# It's a Thin Line  (Diamante)



## musichal (Jul 30, 2015)

deleted, see blog​


----------



## Darkkin (Jul 30, 2015)

Reciprocal with no variation!  Nicely wrought.


----------



## rcallaci (Jul 30, 2015)

a pure diamante in a variant form- beautiful - darkkin and I may disagree with what is a variant but it really doesn't matter. Excellent and beautiful poetry is excellant and beautiful poetry. Your diamante is very innovative and thought provoking. Purity is in the eyes of the beholder- 

warmest
bobI


----------



## Foxee (Jul 30, 2015)

Wow. Speaking as someone with very little eddykashun regarding poetic forms, this is really evocative.


----------



## Mesafalcon (Jul 30, 2015)

I don't know what a diamante is, but this seems like a pretty good one.

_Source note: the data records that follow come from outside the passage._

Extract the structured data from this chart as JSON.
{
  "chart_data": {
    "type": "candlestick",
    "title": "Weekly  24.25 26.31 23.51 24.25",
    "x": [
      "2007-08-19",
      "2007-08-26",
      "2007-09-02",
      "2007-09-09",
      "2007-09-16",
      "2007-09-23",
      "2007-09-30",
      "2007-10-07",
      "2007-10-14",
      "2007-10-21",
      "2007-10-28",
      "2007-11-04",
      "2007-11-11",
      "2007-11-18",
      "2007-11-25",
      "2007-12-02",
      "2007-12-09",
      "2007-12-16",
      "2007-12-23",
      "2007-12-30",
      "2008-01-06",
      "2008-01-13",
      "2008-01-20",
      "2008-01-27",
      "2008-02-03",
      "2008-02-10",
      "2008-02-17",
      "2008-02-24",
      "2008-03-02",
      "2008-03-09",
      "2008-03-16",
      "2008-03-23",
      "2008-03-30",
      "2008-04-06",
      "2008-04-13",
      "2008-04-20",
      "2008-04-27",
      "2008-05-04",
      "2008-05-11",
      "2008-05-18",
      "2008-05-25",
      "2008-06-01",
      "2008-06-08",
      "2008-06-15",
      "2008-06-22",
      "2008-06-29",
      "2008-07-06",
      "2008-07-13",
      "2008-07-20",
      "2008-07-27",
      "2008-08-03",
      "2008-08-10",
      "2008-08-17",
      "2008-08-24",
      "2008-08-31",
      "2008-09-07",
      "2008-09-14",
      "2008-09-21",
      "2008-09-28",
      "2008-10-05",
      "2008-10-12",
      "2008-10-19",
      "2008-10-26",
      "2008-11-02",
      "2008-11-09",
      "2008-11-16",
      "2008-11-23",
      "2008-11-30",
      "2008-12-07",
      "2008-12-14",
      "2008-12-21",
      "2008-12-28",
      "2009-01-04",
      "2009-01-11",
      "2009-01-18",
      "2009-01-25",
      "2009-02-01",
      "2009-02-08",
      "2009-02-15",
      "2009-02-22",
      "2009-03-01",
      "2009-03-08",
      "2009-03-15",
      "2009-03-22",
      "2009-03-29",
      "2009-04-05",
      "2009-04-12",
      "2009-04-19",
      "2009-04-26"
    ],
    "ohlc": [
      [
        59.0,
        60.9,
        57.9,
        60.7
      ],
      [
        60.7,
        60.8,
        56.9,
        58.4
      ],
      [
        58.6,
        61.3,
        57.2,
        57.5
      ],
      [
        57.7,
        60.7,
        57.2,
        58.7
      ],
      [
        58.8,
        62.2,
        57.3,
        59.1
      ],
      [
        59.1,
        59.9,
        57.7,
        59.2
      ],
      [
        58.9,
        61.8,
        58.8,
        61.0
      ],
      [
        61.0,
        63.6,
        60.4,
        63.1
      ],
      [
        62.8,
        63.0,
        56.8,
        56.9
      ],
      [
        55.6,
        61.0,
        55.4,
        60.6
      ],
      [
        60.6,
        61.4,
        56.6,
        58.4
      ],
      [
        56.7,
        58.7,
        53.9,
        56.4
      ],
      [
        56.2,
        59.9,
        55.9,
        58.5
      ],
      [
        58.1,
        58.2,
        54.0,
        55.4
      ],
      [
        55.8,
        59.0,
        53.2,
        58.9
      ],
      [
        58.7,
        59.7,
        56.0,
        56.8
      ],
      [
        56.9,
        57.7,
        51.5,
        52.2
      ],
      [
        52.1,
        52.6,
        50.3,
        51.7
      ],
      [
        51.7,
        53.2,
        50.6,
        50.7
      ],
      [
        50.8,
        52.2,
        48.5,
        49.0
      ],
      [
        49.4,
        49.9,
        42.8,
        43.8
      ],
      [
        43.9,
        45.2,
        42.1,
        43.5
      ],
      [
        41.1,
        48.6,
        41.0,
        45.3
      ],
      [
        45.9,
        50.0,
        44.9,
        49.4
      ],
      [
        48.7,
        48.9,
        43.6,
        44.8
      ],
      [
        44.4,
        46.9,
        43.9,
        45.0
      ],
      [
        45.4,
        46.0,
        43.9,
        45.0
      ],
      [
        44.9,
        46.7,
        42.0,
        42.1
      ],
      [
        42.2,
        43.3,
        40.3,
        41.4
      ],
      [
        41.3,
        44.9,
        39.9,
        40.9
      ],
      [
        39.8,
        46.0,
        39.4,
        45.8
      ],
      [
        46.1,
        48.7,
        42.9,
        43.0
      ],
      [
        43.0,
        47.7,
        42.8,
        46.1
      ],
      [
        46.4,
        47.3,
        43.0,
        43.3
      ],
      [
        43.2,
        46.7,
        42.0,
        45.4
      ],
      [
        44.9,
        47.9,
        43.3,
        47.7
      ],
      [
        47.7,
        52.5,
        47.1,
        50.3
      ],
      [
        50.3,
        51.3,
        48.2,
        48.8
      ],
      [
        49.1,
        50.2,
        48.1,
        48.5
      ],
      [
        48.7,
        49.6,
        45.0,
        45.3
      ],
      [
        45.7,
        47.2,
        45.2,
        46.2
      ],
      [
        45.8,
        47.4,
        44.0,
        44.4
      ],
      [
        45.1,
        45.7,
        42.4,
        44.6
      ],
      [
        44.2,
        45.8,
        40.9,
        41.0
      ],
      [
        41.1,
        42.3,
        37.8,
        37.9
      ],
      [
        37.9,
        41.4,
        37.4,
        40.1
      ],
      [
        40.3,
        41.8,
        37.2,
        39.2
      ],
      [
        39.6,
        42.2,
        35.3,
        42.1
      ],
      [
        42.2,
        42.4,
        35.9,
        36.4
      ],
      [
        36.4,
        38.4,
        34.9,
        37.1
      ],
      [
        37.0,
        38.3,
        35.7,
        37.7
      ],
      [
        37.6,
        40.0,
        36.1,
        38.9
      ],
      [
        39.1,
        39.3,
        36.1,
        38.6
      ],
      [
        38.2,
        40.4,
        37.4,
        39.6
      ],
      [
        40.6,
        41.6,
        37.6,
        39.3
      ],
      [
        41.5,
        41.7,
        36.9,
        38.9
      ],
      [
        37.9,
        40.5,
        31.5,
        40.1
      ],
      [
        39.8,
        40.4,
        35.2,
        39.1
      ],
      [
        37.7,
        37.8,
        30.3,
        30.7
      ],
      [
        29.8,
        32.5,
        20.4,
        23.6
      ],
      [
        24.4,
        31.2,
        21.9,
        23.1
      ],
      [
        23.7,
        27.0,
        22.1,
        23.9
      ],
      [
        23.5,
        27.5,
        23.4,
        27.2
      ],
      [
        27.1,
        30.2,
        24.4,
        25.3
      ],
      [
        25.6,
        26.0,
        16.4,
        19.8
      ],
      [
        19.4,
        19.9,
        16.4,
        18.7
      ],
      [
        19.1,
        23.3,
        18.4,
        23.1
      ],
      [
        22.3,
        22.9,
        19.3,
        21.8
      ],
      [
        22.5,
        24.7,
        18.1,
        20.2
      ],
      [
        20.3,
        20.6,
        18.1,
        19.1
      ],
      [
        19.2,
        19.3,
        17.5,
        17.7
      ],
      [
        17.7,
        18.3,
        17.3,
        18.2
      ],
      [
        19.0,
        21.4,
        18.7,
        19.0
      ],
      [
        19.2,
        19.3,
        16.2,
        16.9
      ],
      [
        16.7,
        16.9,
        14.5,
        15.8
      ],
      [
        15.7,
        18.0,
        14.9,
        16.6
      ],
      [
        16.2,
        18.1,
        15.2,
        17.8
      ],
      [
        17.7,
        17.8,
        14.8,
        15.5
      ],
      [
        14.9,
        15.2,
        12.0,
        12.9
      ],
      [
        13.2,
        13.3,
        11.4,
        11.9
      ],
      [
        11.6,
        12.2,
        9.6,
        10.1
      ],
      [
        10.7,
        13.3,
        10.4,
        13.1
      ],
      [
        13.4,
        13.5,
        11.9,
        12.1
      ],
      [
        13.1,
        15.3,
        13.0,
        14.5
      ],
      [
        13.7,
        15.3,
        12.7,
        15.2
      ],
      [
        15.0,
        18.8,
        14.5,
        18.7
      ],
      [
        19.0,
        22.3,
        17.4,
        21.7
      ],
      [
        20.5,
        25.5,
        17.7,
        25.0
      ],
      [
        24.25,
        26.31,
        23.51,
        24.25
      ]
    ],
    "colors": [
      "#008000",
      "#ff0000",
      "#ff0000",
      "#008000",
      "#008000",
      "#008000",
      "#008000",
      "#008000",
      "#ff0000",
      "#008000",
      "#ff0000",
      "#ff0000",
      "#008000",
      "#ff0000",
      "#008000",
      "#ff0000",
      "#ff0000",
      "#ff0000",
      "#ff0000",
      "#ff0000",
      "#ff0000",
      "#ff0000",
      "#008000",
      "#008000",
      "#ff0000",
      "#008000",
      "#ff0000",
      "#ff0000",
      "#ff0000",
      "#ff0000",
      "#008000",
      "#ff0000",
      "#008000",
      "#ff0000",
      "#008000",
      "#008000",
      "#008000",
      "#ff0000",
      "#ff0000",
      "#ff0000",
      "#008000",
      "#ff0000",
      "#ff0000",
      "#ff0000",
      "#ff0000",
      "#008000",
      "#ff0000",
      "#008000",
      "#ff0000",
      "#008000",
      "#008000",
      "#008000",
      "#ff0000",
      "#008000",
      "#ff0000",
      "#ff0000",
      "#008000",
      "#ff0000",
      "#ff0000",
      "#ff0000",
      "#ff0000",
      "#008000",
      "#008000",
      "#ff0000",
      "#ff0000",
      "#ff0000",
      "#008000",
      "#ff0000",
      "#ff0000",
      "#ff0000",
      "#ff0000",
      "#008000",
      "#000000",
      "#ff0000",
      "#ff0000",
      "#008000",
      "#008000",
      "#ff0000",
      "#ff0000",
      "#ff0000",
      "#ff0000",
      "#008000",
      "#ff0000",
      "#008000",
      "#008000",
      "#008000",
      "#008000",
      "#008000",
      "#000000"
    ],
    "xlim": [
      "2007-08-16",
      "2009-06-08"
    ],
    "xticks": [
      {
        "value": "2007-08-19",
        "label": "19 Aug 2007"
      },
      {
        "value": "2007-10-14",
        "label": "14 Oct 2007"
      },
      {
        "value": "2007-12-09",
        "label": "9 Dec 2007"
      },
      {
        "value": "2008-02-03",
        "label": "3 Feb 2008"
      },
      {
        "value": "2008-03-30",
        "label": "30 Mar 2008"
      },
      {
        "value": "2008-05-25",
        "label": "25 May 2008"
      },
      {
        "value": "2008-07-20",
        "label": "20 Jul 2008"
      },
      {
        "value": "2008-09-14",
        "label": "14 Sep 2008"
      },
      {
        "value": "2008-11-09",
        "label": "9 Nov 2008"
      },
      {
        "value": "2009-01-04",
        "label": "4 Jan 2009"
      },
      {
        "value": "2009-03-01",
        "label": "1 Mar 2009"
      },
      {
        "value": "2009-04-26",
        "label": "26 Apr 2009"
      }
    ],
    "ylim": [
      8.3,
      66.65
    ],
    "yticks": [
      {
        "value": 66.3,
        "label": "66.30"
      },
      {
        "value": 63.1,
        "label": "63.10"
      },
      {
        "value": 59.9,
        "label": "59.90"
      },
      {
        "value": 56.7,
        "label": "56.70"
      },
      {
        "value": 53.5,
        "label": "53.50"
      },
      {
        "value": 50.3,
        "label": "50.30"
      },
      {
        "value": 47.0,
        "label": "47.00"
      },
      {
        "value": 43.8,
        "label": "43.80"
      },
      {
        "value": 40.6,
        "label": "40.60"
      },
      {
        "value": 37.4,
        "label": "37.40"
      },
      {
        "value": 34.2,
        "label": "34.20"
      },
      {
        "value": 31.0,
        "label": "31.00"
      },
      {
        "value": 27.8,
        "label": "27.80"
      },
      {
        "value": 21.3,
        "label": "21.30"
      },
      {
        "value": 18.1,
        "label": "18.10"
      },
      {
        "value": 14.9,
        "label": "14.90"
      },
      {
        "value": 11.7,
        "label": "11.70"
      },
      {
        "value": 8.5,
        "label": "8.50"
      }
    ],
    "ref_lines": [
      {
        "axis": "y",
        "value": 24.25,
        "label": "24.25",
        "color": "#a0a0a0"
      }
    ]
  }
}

I'm not at the level to rate it. Let's just say - it was a nice read.


----------



## Bard_Daniel (Jul 30, 2015)

I'm not familiar with the diamante very well. I've maybe seen two of those poems in my lifetime, but I thought this was, nonetheless, as others said, evocative.


----------



## Firemajic (Jul 31, 2015)

A bewitching mirror image... reflecting love to hate...Love the title... it IS a very thin line between love and hate, easily crossed in a single step.. Write on Musichal... Peace... Julia


----------



## ryanmpelton (Jul 31, 2015)

It looks really great. I don't know much about diamante, but I liked the poem. It says deep things in a very different way. Hats off mate. Keep it up.


----------



## Gumby (Jul 31, 2015)

What an awesome poem, musical! The form suited the subject to perfection! You nailed this one.


----------



## writingworld (Aug 14, 2015)

Thought provoking. Good job! Very well thought out.


----------



## jenthepen (Aug 14, 2015)

Oops, I nearly missed this one. Clever, the way you applied the emotions to both love and hate and it worked! Good poem!


----------